Mohamed nasceu nos Emirados Árabes, mas foi trazido para o Brasil pela família quando tinha apenas oito meses. Eles moraram em Duque de Caxias, no Rio de Janeiro.
"Viver numa guerra já é difícil, imagina viver numa guerra sem água e sem luz. Aí fica uma coisa quase impossível. É a pior guerra de todas. Destruição total, não tem lugar seguro em Gaza no momento. Quase toda a Gaza já perdeu um conhecido", relatou.
Segundo ele, ainda é possível encontrar alimentos nos mercados, embora a comida esteja escassa, porque "não tem ninguém para trazer o alimento". "Está difícil, está o básico do básico".
"O problema maior, no caso dos remédios, é que você não consegue sair para comprar. E agora, se alguém se ferir, não vai conseguir espaço nos hospitais, porque estão lotados de feridos da guerra", afirmou.

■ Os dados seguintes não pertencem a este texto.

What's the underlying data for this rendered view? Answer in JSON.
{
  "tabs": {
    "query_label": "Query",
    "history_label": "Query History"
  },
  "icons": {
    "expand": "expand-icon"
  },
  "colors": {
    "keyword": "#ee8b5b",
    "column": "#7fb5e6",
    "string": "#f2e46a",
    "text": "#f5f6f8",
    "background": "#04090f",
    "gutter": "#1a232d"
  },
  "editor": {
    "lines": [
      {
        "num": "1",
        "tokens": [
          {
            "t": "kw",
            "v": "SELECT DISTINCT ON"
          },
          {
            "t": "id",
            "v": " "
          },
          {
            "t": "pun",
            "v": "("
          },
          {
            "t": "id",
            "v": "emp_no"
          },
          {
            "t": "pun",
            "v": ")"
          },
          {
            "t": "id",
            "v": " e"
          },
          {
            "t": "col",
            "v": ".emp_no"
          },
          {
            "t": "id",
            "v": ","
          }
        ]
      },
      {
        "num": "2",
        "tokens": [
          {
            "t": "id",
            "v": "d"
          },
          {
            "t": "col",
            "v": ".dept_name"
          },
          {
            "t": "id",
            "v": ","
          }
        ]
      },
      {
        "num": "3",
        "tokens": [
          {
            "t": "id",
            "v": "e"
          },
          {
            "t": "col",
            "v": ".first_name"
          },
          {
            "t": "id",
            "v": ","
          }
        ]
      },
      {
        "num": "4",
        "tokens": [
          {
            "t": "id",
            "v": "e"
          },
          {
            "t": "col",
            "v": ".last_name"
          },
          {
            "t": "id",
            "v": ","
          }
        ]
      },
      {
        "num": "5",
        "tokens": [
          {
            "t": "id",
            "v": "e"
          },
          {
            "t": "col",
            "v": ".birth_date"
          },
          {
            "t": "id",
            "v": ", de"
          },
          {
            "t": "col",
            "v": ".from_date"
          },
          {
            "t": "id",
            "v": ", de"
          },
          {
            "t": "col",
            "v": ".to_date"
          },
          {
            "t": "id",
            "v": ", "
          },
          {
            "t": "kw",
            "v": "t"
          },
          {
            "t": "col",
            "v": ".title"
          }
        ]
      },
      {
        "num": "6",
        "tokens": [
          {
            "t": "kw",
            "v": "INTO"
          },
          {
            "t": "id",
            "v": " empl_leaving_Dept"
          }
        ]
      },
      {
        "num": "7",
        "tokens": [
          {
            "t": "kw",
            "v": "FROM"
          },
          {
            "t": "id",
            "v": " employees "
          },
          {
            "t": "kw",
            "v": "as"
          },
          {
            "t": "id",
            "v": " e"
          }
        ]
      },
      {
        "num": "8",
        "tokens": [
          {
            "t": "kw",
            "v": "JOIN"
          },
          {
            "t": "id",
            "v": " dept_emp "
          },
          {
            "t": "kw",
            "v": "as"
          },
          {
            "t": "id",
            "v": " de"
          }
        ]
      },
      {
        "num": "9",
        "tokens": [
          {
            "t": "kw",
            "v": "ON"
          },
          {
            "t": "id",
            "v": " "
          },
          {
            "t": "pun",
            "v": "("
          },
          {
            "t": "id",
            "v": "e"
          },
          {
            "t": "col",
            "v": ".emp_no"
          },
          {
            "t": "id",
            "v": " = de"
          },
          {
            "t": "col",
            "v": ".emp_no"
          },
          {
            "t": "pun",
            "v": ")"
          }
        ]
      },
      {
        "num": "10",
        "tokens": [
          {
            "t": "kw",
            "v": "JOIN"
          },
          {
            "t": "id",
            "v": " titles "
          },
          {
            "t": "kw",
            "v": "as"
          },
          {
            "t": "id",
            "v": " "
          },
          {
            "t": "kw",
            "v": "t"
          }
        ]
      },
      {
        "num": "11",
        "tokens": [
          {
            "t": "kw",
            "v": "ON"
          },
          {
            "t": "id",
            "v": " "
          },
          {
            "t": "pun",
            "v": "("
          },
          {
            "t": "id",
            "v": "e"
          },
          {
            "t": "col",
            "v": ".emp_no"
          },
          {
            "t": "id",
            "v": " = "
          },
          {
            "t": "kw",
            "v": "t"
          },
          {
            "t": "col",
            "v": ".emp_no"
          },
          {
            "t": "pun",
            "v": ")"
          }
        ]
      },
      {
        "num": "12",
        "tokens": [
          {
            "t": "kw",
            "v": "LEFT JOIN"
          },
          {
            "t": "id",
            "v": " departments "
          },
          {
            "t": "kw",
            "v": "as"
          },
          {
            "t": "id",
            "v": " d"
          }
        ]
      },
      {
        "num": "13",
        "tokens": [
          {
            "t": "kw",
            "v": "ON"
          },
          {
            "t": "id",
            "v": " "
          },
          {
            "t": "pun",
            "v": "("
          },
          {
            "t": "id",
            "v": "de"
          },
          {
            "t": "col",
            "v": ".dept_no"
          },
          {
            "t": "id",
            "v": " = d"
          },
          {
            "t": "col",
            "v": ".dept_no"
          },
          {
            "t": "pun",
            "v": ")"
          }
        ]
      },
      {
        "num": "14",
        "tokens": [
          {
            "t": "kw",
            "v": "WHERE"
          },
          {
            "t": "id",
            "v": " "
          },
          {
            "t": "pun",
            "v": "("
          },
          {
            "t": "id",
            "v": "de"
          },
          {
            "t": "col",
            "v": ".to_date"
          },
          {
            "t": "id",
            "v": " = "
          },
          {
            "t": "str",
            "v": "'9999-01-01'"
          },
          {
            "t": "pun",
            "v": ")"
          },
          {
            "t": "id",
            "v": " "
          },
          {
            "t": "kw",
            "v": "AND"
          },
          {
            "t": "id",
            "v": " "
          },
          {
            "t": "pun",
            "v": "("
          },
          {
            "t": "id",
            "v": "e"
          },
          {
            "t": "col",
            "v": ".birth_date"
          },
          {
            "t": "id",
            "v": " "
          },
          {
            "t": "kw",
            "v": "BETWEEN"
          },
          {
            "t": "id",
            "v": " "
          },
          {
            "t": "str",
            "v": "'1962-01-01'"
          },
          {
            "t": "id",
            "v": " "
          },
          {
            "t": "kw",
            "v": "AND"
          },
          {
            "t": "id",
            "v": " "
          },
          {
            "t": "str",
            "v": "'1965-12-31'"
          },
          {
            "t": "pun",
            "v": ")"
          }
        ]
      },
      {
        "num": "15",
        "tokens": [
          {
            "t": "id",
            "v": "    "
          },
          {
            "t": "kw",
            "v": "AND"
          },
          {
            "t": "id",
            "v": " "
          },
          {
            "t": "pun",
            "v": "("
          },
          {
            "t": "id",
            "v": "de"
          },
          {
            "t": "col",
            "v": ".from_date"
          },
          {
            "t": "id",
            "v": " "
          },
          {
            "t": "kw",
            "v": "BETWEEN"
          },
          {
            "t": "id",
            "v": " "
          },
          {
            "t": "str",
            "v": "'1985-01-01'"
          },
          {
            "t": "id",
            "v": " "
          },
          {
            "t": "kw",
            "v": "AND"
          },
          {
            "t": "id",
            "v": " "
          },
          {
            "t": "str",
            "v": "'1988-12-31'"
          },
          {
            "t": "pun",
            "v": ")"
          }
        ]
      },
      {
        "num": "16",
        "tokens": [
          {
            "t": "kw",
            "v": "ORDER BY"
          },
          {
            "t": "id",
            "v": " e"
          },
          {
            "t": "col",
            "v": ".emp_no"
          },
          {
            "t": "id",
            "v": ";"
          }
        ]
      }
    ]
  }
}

Mohamed contou que chegou a buscar a repatriação junto ao Escritório de Representação do Brasil em Ramala. No entanto, o passaporte, que atesta ser ele um morador permanente do Brasil, perdeu a validade em 2008, o que o impossibilitou de conseguir voltar ao país junto a esposa e os dois filhos palestinos. "Praticamente nasci no Brasil, onde morei até os 16 anos", ressaltou.
Tão difícil quanto o acesso a água, alimentos ou remédios, é a proteção. "Não tem como se proteger. O jeito é ficar em casa — quem ainda tem casa, porque muitas foram destruídas. Quem não tem mais, vai para casas de familiares ou escolas na UNWRA (Agência das Nações Unidas de Assistência aos Refugiados da Palestina no Próximo Oriente)", explicou.
"No final, a ação e a reação não importam mais, porque é passado. O que importa agora é que a guerra acabe de um jeito 'menos pior' possível", ressaltou Mohamed.